I guess I fish Tanner's as much as anybody. As to a favorite lure there; Well honestly, it depends. Time of year (season), water clarity, time of day, tournament pressure etc.. 
The short answer to your question for me would be these 3.
1. spinner bait
2. crank bait
3. plastic creature bait

Not necessarily in that order. All 3 have produced well for me at Tanner's Creek. 

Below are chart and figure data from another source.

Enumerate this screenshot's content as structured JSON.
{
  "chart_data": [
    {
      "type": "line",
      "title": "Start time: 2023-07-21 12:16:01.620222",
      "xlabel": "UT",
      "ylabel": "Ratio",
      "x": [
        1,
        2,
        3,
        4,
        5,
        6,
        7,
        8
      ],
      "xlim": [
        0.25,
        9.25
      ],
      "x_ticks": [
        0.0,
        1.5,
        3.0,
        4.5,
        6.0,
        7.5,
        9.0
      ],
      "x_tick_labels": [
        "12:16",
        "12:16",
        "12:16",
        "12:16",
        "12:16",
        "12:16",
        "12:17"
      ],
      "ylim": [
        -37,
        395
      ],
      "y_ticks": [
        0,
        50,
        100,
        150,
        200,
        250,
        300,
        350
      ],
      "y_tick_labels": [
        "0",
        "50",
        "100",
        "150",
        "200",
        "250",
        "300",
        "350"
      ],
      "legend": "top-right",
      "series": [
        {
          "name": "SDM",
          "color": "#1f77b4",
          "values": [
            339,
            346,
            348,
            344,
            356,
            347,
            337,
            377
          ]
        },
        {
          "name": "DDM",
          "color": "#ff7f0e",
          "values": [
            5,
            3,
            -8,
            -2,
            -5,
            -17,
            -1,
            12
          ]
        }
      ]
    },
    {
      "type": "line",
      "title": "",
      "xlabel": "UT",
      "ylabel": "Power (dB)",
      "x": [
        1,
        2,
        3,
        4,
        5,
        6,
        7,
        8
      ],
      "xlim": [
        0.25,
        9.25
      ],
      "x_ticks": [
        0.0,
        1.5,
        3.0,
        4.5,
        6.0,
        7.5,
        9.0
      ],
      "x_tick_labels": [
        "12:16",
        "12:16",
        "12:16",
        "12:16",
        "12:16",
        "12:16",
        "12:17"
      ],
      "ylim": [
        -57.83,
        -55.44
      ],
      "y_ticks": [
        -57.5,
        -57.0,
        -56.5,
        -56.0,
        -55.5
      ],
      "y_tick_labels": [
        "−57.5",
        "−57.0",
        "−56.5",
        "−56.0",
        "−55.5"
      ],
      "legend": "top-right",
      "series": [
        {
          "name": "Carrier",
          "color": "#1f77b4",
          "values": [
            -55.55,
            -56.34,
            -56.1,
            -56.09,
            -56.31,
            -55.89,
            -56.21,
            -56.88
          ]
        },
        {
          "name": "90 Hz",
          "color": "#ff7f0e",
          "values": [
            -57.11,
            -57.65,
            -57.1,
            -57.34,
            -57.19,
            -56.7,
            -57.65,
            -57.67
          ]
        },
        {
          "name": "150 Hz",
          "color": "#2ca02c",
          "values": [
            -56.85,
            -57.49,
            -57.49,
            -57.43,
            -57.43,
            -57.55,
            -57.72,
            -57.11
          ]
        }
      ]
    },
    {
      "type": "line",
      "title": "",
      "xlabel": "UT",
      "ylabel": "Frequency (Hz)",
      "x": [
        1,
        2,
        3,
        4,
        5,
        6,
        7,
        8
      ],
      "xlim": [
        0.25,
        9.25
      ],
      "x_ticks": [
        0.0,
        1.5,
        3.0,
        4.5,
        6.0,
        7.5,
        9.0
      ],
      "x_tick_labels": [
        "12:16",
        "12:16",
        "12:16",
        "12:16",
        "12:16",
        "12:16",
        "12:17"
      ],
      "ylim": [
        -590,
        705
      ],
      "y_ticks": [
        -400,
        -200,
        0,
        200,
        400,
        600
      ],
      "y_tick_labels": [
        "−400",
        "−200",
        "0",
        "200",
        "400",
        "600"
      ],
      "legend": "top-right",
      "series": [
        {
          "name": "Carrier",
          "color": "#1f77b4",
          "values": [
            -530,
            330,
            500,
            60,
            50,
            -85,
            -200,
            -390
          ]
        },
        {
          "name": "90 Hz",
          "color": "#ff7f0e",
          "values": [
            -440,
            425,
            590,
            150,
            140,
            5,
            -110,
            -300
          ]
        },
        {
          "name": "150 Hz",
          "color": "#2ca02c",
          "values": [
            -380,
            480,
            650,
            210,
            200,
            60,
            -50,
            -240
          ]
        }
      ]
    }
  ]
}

p.s. A buzz bait (black) can also be deadly very early in the morning.


----------



## RBoyer (Jan 7, 2012)

Not sure where this is but I love black jitterbugs for early morning and late evening smallmouth! I fish beaver creek allot on the upper Ohio and I do good with shakey heads, tubes, rooster tail, and dare devil spoons. These 5 baits catch 90% of my creek bass.... They always seem to be biting on one!


-Ryan Boyer


----------



## zooks (Feb 4, 2011)

I've never been to tanner's creek, but it wouldn't be far for me. Is there decent bank fishing around there anywhere? or is all by boat?


----------



## firedog978 (Aug 2, 2010)

zooks, 
This creek runs for many miles and boats can navigate it for many miles. So yes, there is bank fishing available. Right at the Tanner's Creek ramp in Lawrenceburg you can find a good amount of bank fishing. There is always several people or small groups bank fishing there.
The biggest problem bank fishing much of the long run Tanner's makes as I see it from the water would be that, a great deal of it would be private property. You could find places where bridges cross over it to bank fish. 
The only thing I can think of to tell you is, look at it with Google Earth and find those areas convenient to you.


----------